La frequenza dei fotogrammi determina quanto fluida o "a scatti" appare un movimento sullo schermo, e non si tratta di un vezzo estetico, ma di una necessità tecnica. Imposti la tua cinepresa su una frequenza specifica, e questo ritmo permea l'intero processo di produzione. 24 fotogrammi al secondo (fps) è stato a lungo lo standard per il cinema, perché a questa frequenza l'occhio percepisce il movimento come continuo, risparmiando al contempo la pellicola. 25p è considerato per i paesi PAL (Europa, Australia), 30p per le regioni NTSC (USA, Giappone) — una scelta storica, ma ancora rilevante se produci per la televisione o per trasmissioni regionali.

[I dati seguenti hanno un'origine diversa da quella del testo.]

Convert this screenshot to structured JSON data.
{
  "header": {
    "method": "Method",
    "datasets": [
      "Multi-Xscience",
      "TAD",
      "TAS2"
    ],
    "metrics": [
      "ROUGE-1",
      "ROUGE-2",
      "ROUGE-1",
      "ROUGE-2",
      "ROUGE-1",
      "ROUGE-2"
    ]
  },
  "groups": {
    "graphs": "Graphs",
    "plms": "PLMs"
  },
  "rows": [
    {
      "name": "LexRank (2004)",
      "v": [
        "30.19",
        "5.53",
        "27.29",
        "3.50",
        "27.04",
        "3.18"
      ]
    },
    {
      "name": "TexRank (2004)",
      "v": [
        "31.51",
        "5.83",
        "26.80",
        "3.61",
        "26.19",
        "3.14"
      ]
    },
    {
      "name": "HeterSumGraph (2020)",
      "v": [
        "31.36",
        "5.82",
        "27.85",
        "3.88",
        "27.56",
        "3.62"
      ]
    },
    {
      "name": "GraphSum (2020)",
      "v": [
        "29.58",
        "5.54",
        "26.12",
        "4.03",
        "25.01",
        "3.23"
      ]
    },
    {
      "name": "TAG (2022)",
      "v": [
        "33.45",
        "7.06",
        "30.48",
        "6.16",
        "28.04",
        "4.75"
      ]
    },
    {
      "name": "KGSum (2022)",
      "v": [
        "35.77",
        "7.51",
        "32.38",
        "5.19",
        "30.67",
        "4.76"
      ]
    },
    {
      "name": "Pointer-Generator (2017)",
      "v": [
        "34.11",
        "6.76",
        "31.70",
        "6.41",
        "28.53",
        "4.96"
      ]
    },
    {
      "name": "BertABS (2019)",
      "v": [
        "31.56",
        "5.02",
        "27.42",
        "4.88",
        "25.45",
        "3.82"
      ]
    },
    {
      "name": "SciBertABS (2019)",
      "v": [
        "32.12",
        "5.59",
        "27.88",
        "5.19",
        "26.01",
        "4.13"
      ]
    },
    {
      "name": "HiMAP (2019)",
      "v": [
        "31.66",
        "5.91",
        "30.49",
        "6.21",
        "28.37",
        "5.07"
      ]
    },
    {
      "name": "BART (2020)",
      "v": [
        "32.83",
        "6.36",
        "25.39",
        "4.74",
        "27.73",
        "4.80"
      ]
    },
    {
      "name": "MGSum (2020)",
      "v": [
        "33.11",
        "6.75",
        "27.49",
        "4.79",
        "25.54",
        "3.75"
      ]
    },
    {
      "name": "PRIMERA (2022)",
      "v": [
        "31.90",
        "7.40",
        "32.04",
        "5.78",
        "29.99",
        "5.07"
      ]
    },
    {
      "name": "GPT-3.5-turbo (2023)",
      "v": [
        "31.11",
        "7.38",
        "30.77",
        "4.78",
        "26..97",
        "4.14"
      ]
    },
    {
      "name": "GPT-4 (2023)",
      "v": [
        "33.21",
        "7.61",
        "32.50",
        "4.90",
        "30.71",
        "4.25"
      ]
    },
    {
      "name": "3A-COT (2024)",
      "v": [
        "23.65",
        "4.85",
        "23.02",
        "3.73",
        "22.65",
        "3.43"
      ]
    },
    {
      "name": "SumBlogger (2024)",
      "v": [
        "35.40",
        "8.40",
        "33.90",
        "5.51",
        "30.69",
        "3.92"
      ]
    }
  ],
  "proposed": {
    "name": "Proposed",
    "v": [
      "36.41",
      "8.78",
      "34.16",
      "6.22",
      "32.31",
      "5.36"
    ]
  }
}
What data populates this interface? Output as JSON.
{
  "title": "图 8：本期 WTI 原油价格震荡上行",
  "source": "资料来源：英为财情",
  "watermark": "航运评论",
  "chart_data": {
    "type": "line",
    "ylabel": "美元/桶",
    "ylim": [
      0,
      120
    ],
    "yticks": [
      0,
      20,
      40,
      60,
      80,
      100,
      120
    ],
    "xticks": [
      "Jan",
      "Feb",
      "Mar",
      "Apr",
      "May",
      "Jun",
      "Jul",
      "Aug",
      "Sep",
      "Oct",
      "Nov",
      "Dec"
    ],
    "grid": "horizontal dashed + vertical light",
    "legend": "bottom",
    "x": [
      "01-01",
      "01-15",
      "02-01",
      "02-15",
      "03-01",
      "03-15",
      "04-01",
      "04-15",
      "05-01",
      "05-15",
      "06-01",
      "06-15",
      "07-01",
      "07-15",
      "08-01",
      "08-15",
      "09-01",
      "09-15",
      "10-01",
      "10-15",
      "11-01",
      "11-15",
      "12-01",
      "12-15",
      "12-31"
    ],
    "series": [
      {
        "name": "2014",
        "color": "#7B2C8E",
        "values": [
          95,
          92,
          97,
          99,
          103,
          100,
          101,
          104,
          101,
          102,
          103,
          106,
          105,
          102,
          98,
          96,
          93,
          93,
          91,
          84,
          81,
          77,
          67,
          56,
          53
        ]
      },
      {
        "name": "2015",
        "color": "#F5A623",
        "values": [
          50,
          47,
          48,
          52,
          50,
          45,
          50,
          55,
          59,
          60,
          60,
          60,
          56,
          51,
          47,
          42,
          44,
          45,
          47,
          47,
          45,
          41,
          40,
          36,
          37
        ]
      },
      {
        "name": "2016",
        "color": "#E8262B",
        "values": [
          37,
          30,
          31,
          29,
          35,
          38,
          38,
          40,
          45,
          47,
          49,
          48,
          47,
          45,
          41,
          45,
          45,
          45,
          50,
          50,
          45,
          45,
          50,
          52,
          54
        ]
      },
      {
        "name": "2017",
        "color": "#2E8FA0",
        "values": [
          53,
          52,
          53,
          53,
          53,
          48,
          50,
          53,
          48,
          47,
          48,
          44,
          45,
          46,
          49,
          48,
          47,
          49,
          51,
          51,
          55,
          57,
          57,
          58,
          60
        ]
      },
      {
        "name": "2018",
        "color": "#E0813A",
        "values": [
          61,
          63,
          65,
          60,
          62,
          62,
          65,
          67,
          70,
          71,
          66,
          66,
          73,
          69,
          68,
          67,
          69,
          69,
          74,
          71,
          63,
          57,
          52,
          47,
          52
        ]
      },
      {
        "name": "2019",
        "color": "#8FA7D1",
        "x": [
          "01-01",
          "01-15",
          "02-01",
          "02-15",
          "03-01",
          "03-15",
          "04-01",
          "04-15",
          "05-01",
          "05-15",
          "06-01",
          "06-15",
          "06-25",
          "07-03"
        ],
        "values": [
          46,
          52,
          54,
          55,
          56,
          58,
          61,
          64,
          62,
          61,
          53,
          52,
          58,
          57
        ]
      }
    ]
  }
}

Sul set, la differenza si nota subito: con 24p tutto appare più cinematografico, leggermente onirico — ecco perché molti direttori della fotografia vi si attengono, anche se il resto del mondo ha da tempo adottato altri standard. 25p e 30p appaiono più nitidi, più vicini alla realtà documentaristica. Non appena entri nella zona delle alte frequenze — 50p, 60p o ancora più alte — si apre la possibilità dello slow motion. Se giri a 60p e riproduci il materiale in sequenze a 24p, otterrai uno slow motion 2,5 volte più lento senza perdita di qualità. 120p ti permette un rallentamento 5 volte maggiore. Sembra semplice, ma in fase di montaggio può essere una trappola — se importi materiale a 60p per errore in un progetto a 24p, diventerà innaturalmente veloce e scattoso.
Trappole pratiche
La maggior parte dei principianti sottovaluta quanto sia profonda questa decisione. Ti fissi su una frequenza il giorno delle riprese — cambiarla in seguito costa tempo e qualità. Le cineprese ad alta velocità (100p+) richiedono più luce e tempi di otturazione più rapidi, perché ogni singolo fotogramma ha meno tempo per essere esposto. Quindi, se pianifichi slow motion, devi portare sul set luci potenti (come HMIs), non scoprire solo in sala di montaggio che il materiale è sottoesposto.
Un altro punto: se mescoli materiale di frequenze diverse — ad esempio, un'intervista a 24p con una ripresa di dettaglio a 60p — devi lavorare con attenzione in fase di montaggio. Le conversioni tramite interpolazione software (Timewarp, Twixtor) creano artefatti. La soluzione pulita è rigirare o accettare che la ripresa di dettaglio debba essere riprodotta a piena velocità. Alcune produzioni, quindi, lavorano interamente su base 50p o 60p e convertono successivamente verso il basso — questo ti offre la massima flessibilità in post-produzione.